For Michelle Ryan, it’s an activity that requires the assistance of three unsuspecting audience members, one of whom is instructed by her to “make sure my knickers stay up”. It’s a light-hearted and playful moment in a show where intimacy takes on new meaning – it’s enforced, shared, yet equally isolating.
At the age of 30, Ryan was diagnosed with MS; a diagnosis that resulted in her giving up a career as a dancer. Intimacy is her response to the question of why she stopped dancing, and it’s a deeply personal response. She exposes her vulnerabilities, her dependencies, her truth, and ultimately her acceptance, all through the medium she felt she no longer belonged to. The power of Intimacy is profound.
The audience line either side of a bar, steeped in the soulful, jazz infused score performed by Emma Bathgate of Lavender vs. Rose. Vincent Crowley of the Torque Show plucks an unsuspecting member of the audience to join him for a slow dance, whilst Ryan sits on the periphery, a silent spectator. It’s a position that Ryan adopts at various points throughout the show; highlighting her sense of isolation.
Through a series of fictional scenes with long term friend and collaborator Crowley, Ryan calls on the audience to enter her world and her most intimate thoughts. There’s the date where the game-changing touch barrier is broken by the question: “can you feel this?”; the revelation of disturbing nightmares and the camping trip, during which the expectation of intimacy is hastily replaced with separation and the sight of Ryan sitting cocooned within a sleeping bag and watching on as her once skittish date sparks a connection around the makeshift flames of a campfire. Humour pierces the scenes, but these episodes never veer from being a carefully nuanced series of honest revelations into Ryan’s reality, and more importantly a re-imagining of her talent along shifting and unsteady lines.
There’s a beautifully choreographed dance scene between Ryan and Crowley, which sits in striking contrast to the slow dance performed by Crowley and the hand-picked audience member.

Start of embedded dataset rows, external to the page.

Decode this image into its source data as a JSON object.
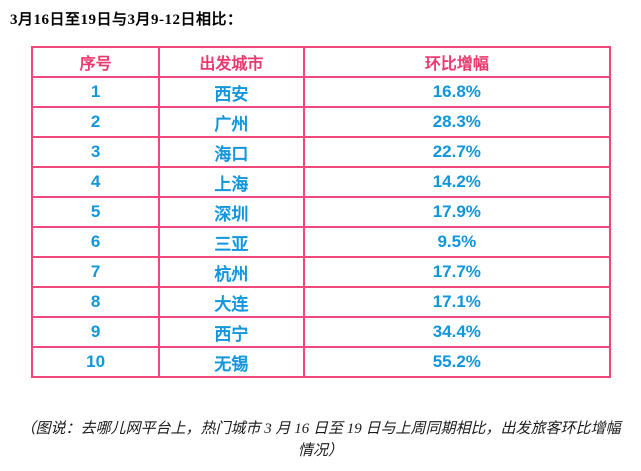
{
  "title": "3月16日至19日与3月9-12日相比：",
  "table": {
    "headers": [
      "序号",
      "出发城市",
      "环比增幅"
    ],
    "rows": [
      [
        "1",
        "西安",
        "16.8%"
      ],
      [
        "2",
        "广州",
        "28.3%"
      ],
      [
        "3",
        "海口",
        "22.7%"
      ],
      [
        "4",
        "上海",
        "14.2%"
      ],
      [
        "5",
        "深圳",
        "17.9%"
      ],
      [
        "6",
        "三亚",
        "9.5%"
      ],
      [
        "7",
        "杭州",
        "17.7%"
      ],
      [
        "8",
        "大连",
        "17.1%"
      ],
      [
        "9",
        "西宁",
        "34.4%"
      ],
      [
        "10",
        "无锡",
        "55.2%"
      ]
    ]
  },
  "caption": "（图说：去哪儿网平台上，热门城市 3 月 16 日至 19 日与上周同期相比，出发旅客环比增幅情况）",
  "colors": {
    "table_border": "#f0487a",
    "header_text": "#e93a6f",
    "cell_text": "#1296db"
  },
  "chart_data": {
    "type": "table",
    "title": "3月16日至19日与3月9-12日相比：",
    "columns": [
      "序号",
      "出发城市",
      "环比增幅"
    ],
    "rows": [
      [
        1,
        "西安",
        "16.8%"
      ],
      [
        2,
        "广州",
        "28.3%"
      ],
      [
        3,
        "海口",
        "22.7%"
      ],
      [
        4,
        "上海",
        "14.2%"
      ],
      [
        5,
        "深圳",
        "17.9%"
      ],
      [
        6,
        "三亚",
        "9.5%"
      ],
      [
        7,
        "杭州",
        "17.7%"
      ],
      [
        8,
        "大连",
        "17.1%"
      ],
      [
        9,
        "西宁",
        "34.4%"
      ],
      [
        10,
        "无锡",
        "55.2%"
      ]
    ],
    "growth_values_pct": [
      16.8,
      28.3,
      22.7,
      14.2,
      17.9,
      9.5,
      17.7,
      17.1,
      34.4,
      55.2
    ]
  }
}
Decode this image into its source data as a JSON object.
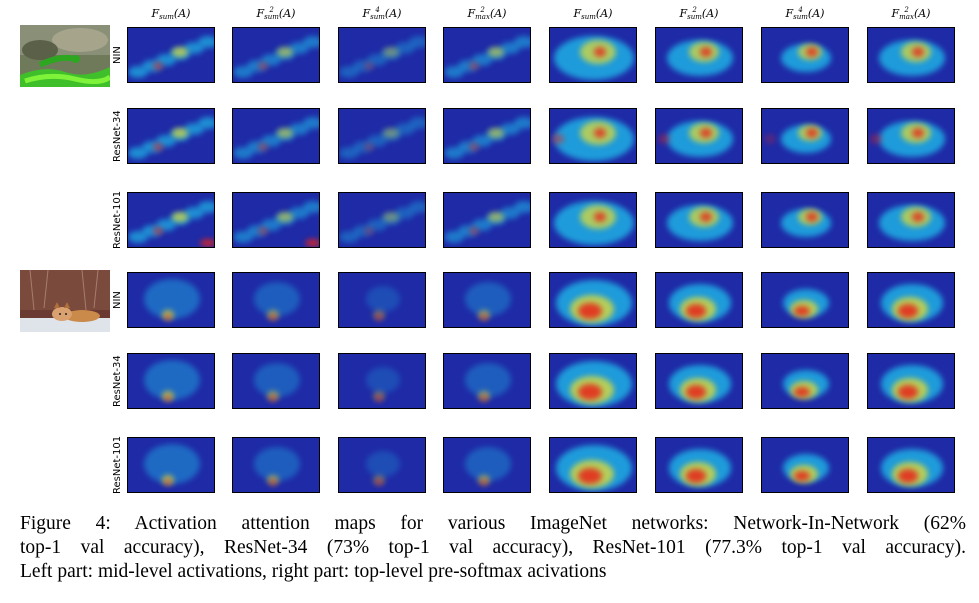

Ryan’s dance with Crowley is more sensual, vivid and expressive. Although facing physical limitations, Ryan is merely dancing an alternative dance. Therein lies the beauty of the show. Her artistic expression remains lucid and captivating.
During the post-show discussion, Ryan spoke of her loss of identity as a dancer after her diagnosis. Her trips to the theatre ceased and she refrained from referring to herself as a dancer, but, she claims that the biggest revelation of Intimacy is: “I’m still relevant. There’s no other dance where you can move the way I do.” A message so powerful, an audience member encouraged Ryan to perform again, solo. An inducement, I too hope she will accept.